The UFO group was founded in 1967 on the wave of the student protest movement at the School of Architecture of the University of Florence. Its founders were Lapo Binazzi (Florence, 1943), Riccardo Foresi (Florence, 1941), Titti Maschietto (Viareggio, 1942), Carlo Bachi (Pisa, 1939), and Patrizia Cammeo (Florence, 1943). Their aim was to showcase architecture in an attempt to transform it into an event, an action of urban and environmental ‘guerrilla warfare’.
– title: Dialogo Pettena Arnolfo / Superurboeffimero 7
– date: 1968
– medium: installation, happening
– size: environment
– description: Gianni Pettena’s installation entitled Dialogo Pettena Arnolfo (which could be translated as A Dialogue between Pettena and Arnolfo) and the happening created by the UFO group were submitted in the 1968 edition of the Masaccio Painting Awards. Pettena closed the portico of Palazzo d’Arnolfo with panels painted with large slanting black and silver stripes and created a gallery space that was completely alien to the Renaissance structure of the building. The aim of the artist was to make the building appear as a “façade sequence” by walling up the openings of the portico and create indoor premises that would accommodate the exhibition. A few months later, once the installation had been disassembled, the original perception of the place would be returned to both locals and visitors.

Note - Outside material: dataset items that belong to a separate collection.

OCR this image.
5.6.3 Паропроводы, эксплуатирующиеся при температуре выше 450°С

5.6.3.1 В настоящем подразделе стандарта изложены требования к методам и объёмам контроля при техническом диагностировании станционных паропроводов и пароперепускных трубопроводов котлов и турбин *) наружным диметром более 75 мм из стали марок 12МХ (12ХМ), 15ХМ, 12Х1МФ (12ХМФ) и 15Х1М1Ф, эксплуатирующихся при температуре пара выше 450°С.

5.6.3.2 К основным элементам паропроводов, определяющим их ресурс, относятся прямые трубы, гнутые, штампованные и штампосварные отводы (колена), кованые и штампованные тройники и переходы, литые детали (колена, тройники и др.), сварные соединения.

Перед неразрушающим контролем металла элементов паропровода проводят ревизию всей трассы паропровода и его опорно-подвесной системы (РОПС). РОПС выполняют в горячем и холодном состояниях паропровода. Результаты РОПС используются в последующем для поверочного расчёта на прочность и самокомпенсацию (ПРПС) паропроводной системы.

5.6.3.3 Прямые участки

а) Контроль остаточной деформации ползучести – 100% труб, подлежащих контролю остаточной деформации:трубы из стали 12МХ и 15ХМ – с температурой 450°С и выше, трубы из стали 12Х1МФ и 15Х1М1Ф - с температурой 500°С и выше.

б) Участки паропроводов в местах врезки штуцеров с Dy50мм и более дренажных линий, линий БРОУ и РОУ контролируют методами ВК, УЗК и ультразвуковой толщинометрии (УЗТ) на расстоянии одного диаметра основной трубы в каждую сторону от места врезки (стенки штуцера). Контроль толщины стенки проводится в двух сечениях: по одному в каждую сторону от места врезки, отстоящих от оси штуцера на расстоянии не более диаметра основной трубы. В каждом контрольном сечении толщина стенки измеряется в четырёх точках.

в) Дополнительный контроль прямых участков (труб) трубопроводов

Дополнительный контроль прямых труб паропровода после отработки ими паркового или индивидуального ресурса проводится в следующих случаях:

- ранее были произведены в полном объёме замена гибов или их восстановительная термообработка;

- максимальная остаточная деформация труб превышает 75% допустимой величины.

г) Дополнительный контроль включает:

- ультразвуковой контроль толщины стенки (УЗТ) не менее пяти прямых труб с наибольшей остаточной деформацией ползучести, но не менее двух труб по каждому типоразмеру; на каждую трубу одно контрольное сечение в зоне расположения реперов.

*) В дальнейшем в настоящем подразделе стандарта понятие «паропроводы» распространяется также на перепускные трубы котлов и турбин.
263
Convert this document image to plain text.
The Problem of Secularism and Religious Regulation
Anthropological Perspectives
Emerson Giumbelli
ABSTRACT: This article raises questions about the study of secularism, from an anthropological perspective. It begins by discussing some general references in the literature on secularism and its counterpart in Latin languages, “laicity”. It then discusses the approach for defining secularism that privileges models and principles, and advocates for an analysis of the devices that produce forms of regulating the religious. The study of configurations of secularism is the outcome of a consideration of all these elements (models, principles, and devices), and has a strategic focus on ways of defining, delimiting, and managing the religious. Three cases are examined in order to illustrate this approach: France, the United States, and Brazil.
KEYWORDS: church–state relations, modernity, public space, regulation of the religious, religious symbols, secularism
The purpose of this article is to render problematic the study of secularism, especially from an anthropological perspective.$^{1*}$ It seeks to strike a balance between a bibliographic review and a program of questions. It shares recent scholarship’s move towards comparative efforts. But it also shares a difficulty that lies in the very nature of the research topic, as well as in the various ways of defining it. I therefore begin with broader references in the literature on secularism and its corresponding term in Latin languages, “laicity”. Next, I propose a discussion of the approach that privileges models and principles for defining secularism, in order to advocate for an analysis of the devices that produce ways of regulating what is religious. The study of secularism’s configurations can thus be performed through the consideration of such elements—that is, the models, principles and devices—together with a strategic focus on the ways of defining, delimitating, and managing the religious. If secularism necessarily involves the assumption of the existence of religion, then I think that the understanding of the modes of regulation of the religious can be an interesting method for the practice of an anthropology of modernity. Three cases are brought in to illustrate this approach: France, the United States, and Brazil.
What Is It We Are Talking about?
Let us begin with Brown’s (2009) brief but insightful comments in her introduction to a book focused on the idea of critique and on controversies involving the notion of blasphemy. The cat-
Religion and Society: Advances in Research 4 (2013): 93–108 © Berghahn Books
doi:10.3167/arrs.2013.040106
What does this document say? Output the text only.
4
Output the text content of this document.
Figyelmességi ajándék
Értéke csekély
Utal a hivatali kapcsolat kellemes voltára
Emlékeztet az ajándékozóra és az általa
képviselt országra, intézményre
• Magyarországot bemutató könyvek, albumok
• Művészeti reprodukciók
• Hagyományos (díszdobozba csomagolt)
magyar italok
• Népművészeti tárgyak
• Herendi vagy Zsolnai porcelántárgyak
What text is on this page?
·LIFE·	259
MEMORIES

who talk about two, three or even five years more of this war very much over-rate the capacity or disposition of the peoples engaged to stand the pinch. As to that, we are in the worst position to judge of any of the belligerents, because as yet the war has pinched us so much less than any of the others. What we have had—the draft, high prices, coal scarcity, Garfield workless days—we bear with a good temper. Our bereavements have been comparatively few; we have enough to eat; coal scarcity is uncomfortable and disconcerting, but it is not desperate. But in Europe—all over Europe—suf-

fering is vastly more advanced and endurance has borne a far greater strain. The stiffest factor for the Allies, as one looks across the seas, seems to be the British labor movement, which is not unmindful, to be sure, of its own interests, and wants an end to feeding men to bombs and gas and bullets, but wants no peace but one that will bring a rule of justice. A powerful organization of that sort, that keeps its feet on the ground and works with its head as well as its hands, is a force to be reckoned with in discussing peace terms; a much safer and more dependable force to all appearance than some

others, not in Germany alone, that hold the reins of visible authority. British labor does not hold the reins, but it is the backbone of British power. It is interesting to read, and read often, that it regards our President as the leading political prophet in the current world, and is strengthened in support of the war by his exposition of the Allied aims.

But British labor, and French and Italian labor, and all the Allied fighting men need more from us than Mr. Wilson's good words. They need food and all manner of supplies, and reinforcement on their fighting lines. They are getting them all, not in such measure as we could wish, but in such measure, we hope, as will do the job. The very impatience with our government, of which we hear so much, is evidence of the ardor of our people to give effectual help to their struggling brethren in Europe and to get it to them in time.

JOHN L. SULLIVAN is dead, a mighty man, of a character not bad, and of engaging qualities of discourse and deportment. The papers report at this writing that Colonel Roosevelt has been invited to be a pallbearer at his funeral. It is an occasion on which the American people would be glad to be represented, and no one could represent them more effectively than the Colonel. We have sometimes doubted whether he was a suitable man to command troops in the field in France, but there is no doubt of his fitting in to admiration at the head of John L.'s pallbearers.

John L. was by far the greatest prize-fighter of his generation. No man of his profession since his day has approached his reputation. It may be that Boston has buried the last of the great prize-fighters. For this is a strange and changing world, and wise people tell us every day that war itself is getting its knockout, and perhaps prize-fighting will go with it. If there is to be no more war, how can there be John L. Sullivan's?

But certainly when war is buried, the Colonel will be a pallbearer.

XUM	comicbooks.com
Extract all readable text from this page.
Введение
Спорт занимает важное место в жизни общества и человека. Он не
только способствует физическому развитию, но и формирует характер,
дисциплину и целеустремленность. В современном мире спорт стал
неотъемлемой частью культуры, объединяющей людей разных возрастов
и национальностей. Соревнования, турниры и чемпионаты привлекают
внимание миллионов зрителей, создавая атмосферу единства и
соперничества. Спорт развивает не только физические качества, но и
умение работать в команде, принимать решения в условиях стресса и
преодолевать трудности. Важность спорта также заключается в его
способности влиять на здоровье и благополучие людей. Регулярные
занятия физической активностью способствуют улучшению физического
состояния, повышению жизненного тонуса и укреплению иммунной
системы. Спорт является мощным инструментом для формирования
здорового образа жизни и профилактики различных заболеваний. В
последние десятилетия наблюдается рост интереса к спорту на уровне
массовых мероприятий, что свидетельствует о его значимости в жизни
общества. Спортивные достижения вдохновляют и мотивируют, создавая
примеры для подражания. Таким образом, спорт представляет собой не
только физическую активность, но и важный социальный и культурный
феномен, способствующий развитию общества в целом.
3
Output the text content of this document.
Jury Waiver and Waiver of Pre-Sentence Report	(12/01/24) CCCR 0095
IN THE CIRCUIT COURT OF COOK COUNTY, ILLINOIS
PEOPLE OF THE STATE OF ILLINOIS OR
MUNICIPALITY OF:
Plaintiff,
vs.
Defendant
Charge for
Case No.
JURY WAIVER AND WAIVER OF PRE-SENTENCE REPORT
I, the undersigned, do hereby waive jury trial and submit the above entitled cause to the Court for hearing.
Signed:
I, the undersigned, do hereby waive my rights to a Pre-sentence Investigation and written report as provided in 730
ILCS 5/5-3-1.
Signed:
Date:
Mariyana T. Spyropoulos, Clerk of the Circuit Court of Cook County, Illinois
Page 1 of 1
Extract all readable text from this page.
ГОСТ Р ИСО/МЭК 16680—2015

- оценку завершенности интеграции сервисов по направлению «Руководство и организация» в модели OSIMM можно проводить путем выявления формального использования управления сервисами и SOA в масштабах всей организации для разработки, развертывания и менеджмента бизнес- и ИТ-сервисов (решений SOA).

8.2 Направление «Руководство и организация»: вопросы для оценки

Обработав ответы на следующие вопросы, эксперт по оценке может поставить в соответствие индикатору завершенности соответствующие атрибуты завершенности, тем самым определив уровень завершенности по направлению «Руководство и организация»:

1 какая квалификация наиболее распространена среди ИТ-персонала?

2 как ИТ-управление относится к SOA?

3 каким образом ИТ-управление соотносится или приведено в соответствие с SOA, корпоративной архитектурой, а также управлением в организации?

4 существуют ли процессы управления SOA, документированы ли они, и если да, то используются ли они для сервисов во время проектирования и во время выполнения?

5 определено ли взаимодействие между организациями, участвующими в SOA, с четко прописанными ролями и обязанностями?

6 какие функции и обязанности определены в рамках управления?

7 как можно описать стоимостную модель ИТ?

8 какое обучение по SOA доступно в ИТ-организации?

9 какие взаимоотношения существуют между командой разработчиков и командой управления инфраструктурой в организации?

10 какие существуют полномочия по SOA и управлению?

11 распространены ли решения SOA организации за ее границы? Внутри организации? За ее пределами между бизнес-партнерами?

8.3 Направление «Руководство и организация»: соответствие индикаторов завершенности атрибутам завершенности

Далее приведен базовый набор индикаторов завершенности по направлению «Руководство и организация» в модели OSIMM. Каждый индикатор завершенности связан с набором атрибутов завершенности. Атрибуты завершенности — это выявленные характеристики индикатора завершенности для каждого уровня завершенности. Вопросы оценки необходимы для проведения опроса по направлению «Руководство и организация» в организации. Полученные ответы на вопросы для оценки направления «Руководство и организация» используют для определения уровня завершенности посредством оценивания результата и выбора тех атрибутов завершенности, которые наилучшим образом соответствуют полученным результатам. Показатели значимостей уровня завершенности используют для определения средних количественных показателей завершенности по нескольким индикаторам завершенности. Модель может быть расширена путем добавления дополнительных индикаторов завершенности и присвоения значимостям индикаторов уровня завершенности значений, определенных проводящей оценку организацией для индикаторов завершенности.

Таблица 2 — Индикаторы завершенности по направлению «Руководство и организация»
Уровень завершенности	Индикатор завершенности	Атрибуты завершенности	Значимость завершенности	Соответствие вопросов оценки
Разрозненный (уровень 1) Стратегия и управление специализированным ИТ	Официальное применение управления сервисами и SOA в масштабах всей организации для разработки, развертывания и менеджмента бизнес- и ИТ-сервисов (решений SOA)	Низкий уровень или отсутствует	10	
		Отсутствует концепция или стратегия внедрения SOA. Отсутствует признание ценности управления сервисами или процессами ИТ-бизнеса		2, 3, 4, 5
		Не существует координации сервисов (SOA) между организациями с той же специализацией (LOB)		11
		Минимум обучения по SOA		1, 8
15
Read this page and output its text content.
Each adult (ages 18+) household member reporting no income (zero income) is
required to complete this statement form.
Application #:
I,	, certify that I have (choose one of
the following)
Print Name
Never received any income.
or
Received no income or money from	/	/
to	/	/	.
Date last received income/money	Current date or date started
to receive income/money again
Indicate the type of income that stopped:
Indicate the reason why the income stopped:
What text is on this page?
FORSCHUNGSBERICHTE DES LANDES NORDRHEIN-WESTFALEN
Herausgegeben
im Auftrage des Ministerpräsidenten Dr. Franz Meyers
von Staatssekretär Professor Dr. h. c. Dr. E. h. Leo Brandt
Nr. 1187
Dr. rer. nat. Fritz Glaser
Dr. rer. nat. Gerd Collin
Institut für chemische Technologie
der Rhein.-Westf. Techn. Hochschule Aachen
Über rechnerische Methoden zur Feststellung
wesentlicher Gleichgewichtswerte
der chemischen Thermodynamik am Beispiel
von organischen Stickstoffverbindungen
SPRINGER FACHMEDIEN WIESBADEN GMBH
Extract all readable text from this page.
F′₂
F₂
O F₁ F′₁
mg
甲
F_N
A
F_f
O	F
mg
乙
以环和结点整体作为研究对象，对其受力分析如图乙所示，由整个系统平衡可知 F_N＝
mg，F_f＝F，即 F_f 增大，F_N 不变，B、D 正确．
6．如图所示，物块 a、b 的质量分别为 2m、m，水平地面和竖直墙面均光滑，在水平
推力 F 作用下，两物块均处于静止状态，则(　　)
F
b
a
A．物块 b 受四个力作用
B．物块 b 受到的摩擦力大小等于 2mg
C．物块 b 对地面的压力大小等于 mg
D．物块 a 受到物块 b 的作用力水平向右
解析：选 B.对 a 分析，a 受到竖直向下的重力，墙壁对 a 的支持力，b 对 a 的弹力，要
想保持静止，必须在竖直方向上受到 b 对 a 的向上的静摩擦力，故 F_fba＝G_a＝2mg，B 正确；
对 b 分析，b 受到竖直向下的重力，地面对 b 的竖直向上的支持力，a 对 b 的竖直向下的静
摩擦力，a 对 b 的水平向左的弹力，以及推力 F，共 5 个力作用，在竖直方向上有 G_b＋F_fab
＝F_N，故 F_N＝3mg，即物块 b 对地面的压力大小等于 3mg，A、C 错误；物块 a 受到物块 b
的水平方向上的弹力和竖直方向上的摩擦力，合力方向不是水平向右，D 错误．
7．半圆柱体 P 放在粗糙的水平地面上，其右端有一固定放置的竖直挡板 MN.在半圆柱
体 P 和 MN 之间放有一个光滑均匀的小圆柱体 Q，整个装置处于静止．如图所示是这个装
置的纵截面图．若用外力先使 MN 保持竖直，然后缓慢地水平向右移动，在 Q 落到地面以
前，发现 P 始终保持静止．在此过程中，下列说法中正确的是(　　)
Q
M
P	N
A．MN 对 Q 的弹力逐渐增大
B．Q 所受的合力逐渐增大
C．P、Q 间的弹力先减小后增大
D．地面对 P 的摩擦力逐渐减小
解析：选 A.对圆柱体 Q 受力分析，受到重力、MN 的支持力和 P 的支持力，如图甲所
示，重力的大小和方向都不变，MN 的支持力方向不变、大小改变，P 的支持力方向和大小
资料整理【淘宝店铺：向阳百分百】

The UFO group’s happening was entitled Superurboeffimero no. 7 and consisted in staging a drama featuring the arrival of extraterrestrial beings on Palazzo d’Arnolfo roof, a bizarre competition between ordinary chicken and Venusian ‘urbo-chicken’, and the dramatic wedding in the square opposite the building between a giant papier-mâché sculpture representing Anita Ekberg and the statue of Garibaldi. The event staged by UFO aroused great scandal and controversial debates. Umberto Eco took sides in favour of the happening and held a lecture on semiology, in which he defined Superurbeffimero no. 7 as a “synchronic semiological elaboration”.